(10)

803 65 16
                                    

Leżałem na tym stole dobrą godzinę. Po wylaniu na mnie gorącej wody, brunet wyszedł z pokoju.

Gdy materiał który miałem zawiązany na oczach zsunął się odrobine, tak, że widziałem małą część  pomieszczenia w którym się znajdowałem, usłyszałem głośne krzyki, za którąś ze ścian.

Było słychać kilka głosów, które mówiły w tym samym czasie, więc żadnego nie mogłem rozpoznać.

Z tych wszystkich krzyków które słyszałem do tej pory, zrozumiałem tylko jedno zdanie: ,,Gdzie jest Erwin skurwysynie?!"

Po minucie słuchania nieznajomych mi głosów, wszystko ucichło, a tuż po chwili było słychać strzał.

Leżałem na stole kompletnie nie wiedząc na co czekam. Kilka sekund później poczułem mocny ból głowy oraz usłyszałem otwierające się drzwi. W momencie kiedy kilka osób wparowało do pokoju gdzie leżałem, wszystko zaczęło cichnąć i już po chwili czułem jak mdleje.

***

Usłyszałem ciche głosy gdzieś daleko. Chciałem otworzyć oczy, jednak jak bardzo próbowałem, tak też nie mogłem. Czułem kogoś gdzieś blisko mnie. Próbowałem również ruszyć dłonią, jednak nic nie mogłem zrobić.

Z głosów zrozumiałem tylko tyle, że mam się jak najszybciej obudzić. Nie wiem o co chodzi, jednak w tym momencie wole już nigdy nie otworzyć oczu, niż obudzić się, i ponownie przeżywać to piekło które musiałem wytrzymać przez te dni, tygodnie czy ile tam on mnie trzymał.

Po chwili czułem jak oczy same zaczęły mi się otwierać. Pierwsze co, to oślepiło mnie jebitne białe światło.

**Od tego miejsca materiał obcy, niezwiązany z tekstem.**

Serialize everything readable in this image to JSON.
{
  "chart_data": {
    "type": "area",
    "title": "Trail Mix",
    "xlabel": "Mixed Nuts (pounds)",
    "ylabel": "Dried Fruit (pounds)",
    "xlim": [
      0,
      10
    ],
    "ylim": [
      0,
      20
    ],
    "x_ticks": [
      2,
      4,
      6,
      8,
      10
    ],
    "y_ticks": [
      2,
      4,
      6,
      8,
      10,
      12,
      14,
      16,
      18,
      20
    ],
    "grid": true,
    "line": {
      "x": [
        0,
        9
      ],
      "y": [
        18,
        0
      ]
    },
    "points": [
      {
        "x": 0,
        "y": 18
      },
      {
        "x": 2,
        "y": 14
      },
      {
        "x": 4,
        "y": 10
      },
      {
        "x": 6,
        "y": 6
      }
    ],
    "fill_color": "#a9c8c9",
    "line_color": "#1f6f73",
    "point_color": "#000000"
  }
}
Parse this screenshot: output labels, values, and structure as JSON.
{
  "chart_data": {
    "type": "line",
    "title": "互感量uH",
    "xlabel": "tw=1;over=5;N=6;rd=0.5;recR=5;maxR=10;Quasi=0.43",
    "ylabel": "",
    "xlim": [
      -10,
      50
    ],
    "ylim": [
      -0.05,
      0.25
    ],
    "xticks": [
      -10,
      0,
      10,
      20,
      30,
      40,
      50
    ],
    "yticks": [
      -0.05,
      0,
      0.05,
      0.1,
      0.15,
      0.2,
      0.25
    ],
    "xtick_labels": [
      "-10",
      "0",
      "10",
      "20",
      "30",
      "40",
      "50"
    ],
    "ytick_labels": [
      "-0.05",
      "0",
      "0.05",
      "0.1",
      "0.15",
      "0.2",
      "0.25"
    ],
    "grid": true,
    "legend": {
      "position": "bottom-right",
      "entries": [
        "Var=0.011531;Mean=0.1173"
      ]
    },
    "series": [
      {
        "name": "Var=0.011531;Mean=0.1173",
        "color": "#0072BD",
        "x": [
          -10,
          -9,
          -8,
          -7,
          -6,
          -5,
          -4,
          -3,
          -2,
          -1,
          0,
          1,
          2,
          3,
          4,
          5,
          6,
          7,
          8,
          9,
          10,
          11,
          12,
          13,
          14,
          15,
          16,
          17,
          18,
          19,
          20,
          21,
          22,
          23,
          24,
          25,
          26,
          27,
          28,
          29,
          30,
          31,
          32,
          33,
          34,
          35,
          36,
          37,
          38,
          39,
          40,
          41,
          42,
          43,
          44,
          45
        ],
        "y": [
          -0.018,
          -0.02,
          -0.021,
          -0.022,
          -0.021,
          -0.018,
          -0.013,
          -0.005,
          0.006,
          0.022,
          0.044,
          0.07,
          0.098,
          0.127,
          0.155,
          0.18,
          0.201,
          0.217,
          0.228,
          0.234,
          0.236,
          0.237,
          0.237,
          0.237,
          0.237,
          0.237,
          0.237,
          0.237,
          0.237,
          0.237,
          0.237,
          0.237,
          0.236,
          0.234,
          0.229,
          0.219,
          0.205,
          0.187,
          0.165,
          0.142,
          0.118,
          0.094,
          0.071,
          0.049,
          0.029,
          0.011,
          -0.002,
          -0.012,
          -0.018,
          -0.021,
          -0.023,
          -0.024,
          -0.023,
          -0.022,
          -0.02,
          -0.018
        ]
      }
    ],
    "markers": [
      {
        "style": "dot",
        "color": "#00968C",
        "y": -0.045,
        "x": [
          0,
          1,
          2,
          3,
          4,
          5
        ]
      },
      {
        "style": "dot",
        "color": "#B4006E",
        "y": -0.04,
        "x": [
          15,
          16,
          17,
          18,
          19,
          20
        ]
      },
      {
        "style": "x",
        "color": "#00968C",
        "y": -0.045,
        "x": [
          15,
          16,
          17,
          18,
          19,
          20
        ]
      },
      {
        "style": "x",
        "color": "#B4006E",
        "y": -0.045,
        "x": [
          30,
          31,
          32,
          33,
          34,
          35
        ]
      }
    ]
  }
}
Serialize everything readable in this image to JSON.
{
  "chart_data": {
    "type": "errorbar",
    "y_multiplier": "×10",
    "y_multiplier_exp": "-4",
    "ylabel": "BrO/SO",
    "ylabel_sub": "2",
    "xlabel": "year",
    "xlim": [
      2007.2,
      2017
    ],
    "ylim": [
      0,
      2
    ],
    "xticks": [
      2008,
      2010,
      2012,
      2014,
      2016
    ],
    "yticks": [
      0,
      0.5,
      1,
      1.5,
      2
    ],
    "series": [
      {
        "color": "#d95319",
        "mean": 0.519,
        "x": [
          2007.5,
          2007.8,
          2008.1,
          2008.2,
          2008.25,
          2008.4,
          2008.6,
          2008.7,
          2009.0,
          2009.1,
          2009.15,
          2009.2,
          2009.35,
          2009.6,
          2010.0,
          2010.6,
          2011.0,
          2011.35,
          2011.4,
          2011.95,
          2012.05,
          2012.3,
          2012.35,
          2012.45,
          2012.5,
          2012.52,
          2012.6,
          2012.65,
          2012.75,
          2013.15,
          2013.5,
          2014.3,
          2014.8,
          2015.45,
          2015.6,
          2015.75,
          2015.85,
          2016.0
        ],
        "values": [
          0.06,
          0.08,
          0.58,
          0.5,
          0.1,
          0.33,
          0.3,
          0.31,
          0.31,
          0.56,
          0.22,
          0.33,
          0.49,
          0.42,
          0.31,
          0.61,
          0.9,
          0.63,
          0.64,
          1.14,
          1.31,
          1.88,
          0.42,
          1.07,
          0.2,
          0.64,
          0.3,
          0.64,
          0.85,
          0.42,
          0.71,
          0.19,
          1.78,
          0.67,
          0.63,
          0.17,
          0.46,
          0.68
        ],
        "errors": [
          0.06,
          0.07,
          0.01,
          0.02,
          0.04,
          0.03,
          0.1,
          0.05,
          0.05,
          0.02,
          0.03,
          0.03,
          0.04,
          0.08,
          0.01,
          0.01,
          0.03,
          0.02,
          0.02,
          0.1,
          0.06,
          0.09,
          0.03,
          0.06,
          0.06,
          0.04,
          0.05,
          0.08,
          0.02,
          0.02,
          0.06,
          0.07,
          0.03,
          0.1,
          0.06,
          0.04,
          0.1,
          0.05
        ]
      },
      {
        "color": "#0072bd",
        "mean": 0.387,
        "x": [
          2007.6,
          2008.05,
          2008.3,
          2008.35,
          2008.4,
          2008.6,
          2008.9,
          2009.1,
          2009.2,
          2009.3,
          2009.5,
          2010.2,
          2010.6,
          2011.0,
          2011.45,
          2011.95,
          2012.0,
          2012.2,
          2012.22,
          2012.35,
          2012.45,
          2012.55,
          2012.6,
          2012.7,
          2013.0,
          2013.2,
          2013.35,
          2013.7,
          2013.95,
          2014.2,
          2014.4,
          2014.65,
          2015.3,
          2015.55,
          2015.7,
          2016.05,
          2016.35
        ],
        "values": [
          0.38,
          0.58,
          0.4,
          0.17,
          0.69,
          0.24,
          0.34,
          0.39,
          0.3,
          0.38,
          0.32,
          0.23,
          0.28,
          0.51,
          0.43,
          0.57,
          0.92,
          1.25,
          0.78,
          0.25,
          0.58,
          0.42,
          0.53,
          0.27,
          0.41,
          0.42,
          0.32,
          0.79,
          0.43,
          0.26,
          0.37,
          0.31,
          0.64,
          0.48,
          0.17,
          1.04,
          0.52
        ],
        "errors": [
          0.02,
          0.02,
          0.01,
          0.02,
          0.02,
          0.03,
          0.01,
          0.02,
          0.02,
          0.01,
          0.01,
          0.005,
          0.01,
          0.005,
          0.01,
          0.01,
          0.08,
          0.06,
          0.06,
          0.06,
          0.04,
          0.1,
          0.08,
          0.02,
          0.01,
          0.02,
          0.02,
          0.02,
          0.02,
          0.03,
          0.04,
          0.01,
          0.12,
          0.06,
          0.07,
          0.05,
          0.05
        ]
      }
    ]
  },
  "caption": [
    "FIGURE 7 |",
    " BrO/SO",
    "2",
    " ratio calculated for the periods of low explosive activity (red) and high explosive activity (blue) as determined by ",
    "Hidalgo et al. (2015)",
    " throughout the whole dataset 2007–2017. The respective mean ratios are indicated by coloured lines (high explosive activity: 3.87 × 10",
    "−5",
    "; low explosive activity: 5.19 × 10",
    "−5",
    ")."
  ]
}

Musiała minąć chwila, żebym przyzwyczaił się do bardzo jasnej żarówki w pomieszczeniu.

Spojrzałem na osobę która trzymała mocno moją rękę i szeptała coś pod nosem.

Tą osobą był mój przyjaciel, którego traktuje jak brata-Carbonara.

Odrazu na twarz wkradł mi się uśmiech.

Czyli to już koniec tego piekła?

Uratowali mnie od psychopaty?

Pogłaskałem wolną ręką, jasne włosy przyjaciela.

Chłopak odrazu podniósł głowę i spojrzał na mnie.

Już po chwili byłem duszony uściskiem Carbonary.

-Erwin ty żyjesz!-krzyknął cały zalany łzami.

Chciałem mu odpowiedzieć, jednak coś mi nie pozwalało się odezwać. Pomachałem więc głową.

-Myślałem, że  już cię nigdy nie zobaczę. Stary, ja myślałem, że ciebie zabił czy coś!-łzy leciały mu bez przerwy.

-Jak widać żyje.-wyszeptałem.

-Wiem, że to trochę za wcześnie na takie pytania, ale co on ci zrobił? Wyglądasz koszmarnie! Masz pełno ran, poparzony jesteś, ręce jak nawet nie wiem co.-Carbo zaczął wymieniać.

-Wiesz.. Może kiedyś ci powiem, jak narazie wolałbym zapomnieć o tym wszystkim..-wytłumaczyłem.

-Dobra, to prześpij się Erwin. Wyglądasz na strasznie zmęczonego. Ja przyjdę jeszcze pod wieczór. Kocham cie stary.-mówiąc, chłopak wstał z krzesła, i powoli szedł w stronę wyjścia z sali.

-Nie czekaj! Znaczy.. Mógłbyś zostać jeszcze? Chociaż do momentu kiedy nie zasnę... Proszę...-spojrzałem na przyjaciela trochę zestresowany.

-No dobra, poczekam aż zaśniesz.

Carbo wrócił na krzesło na którym siedział, wziął moją rękę i trzymał ją, wpatrzony w materac na którym leżałem.

Zamknąłem oczy poprawiając przy tym pozycje w której leżałem, tak żeby było mi wygodnie.

Byłem mocno zmęczony więc szybko zasnąłem.

********

Siedziałem skulony w kącie. Bałem się jak nigdy. Słyszałem coraz głośniejsze kroki za ścianą.

-Erwinku..... Jeśli się komukolwiek wygadasz... o tym co tu się działo... to takie świetne przeżycia Ci zafunduje, że odechce Ci się rozmawiania z kimkolwiek, i przysięgam, że przez miesiąc na dupę nie usiądziesz..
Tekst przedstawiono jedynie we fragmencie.